As noted above, this isn’t the first time Fredi Gonzalez hasn’t been allowed to finish out a season before he was given the ax. Back in 2010, when he was in his fourth season with the Florida Marlins, Gonzalez was fired despite posting a relatively competitive 34-36 record at the time. The move was even more surprising considering Gonzalez was coming off an 87-75 finish the year before. His team had posted an 84-77 record the season before that, so it seemed as if Fredi Gonzalez was going to get a little leeway.
During the offseason following his firing from the Marlins, the Atlanta Braves snapped him up, and Gonzalez seemed to find success almost immediately. The freshly minted Braves manager posted an 89-73 record in 2011 and followed that up with a 94-68 record in 2012 and a 96-66 record in 2013. If there was a reason to complain about the job Gonzalez was doing during those successful seasons, it was the fact that Atlanta struggled during the postseason.

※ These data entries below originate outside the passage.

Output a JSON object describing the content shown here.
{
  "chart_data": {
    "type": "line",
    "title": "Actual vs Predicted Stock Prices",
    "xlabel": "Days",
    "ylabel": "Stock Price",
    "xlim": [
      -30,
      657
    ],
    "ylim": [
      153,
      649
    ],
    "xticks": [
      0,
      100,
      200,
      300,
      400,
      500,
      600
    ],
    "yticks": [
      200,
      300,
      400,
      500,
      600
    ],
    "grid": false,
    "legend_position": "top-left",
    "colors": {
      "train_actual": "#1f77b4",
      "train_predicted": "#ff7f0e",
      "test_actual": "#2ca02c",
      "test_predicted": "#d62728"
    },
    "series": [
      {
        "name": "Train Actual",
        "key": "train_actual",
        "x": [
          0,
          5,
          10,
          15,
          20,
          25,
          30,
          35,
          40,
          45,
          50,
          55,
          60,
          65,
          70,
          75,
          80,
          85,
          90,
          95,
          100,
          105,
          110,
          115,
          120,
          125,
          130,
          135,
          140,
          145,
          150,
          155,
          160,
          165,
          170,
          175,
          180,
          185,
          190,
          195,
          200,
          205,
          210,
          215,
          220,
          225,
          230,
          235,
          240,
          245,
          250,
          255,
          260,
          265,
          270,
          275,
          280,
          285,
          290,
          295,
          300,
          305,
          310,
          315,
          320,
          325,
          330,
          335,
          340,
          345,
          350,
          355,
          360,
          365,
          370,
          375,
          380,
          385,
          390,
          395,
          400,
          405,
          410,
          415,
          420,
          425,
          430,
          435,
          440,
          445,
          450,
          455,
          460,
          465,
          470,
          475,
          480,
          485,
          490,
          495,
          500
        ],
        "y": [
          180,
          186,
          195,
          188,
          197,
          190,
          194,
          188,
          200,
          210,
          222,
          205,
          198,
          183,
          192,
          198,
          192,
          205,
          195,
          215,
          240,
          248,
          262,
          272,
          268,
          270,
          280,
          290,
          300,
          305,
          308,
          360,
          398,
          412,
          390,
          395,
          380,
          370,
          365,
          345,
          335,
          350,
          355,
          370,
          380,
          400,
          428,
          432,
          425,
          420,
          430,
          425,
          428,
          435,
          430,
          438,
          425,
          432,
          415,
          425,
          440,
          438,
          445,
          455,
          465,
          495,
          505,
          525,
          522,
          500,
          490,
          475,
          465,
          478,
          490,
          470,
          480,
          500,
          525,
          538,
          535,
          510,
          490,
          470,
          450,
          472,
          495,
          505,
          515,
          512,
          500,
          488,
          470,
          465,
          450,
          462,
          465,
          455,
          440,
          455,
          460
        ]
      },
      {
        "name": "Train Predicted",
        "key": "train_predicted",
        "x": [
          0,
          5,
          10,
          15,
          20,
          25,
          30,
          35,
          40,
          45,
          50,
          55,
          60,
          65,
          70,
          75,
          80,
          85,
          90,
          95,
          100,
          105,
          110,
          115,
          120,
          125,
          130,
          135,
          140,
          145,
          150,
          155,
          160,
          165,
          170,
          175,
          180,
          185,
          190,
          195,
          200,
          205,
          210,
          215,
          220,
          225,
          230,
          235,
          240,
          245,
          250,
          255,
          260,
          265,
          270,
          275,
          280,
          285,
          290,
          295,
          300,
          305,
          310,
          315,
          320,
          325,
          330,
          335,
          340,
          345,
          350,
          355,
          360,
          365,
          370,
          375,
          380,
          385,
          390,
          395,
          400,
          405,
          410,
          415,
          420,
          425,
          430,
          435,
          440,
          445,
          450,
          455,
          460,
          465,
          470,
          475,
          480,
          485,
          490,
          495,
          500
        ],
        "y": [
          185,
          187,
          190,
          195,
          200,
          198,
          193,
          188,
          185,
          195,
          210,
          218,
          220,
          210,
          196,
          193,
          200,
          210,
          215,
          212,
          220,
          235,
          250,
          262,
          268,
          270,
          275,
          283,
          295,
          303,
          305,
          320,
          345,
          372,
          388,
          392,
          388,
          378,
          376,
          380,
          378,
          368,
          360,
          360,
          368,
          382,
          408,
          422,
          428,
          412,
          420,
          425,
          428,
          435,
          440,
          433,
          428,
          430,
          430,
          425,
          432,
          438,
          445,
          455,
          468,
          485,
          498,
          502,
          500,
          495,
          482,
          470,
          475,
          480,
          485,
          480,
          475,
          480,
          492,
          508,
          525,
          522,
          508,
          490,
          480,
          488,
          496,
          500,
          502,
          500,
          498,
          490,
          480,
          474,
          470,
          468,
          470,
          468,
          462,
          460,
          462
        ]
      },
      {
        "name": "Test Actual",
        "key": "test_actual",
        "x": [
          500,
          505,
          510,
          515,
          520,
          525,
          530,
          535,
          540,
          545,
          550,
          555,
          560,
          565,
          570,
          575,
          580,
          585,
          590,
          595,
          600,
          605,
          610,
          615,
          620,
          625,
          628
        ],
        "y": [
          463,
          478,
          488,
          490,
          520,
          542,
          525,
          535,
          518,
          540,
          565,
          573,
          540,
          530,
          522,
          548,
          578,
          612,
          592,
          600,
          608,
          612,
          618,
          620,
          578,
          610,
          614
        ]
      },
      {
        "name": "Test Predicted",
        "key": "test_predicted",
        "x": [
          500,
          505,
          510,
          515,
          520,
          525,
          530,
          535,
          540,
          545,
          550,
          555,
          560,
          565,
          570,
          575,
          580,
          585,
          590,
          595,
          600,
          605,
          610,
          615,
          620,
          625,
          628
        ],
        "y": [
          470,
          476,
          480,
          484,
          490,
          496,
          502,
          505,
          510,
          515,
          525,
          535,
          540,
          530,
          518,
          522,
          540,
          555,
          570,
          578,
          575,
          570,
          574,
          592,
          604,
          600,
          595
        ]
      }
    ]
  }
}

Despite the winning record in 2011, the Braves missed the playoffs altogether, and in 2012, they were bounced in a one-game playoff. In 2013, despite those 96 victories, Atlanta was defeated in the NLDS in just four games. Following that 2013 high point, things started to go south for Fredi Gonzalez and his Braves team. In 2014, Atlanta managed just a 79-83 finish, and Gonzalez could coax just 67 wins compared to 95 losses out of his team a year ago. As the Atlanta Journal-Constitution points out, this year, the Braves were off to one the worst starts in the history of the franchise. That history goes back several cities and nearly 140 years.
The terrible start to this year follows what was one of the worst ends to last year for Fredi Gonzalez and company. Now Carlos Tosca will be called upon to take over the reigns from Fredi Gonzalez at least for a day. One has to wonder whether the Atlanta Braves can expect much change in the performance considering Tosca has been the right-hand man for Gonzalez for quite a while. Terry Pendleton will take over as bench coach for Tosca when the Braves take the field Tuesday night. ESPN is reporting Tosca likely won’t be at the helm long, as the Braves are expected to announce Brian Snitker, the manager of Atlanta’s Triple-A affiliate, will replace Fredi Gonzalez as interim manager for the rest of the season.
Now that Fredi Gonzalez has officially been given the scapegoat status, it will be interesting to see what the Braves do after this season. The club has been in a rebuilding mode for quite a while now, but that hasn’t kept Fredi from drawing the ire of Braves fans. With a new manager in place for the rest of this season and perhaps yet another new manager trying to do what Fredi Gonzalez couldn’t, Atlanta’s front office could start to get some real heat as well. The rebuild has left the roster rather devoid of Major League talent the last few years. Injuries and trades have purged the team of even more good players. Fredi Gonzalez couldn’t survive the shuffling of the deck chairs on the Titanic, but he may not be the last to be thrown overboard before the rebuild is complete.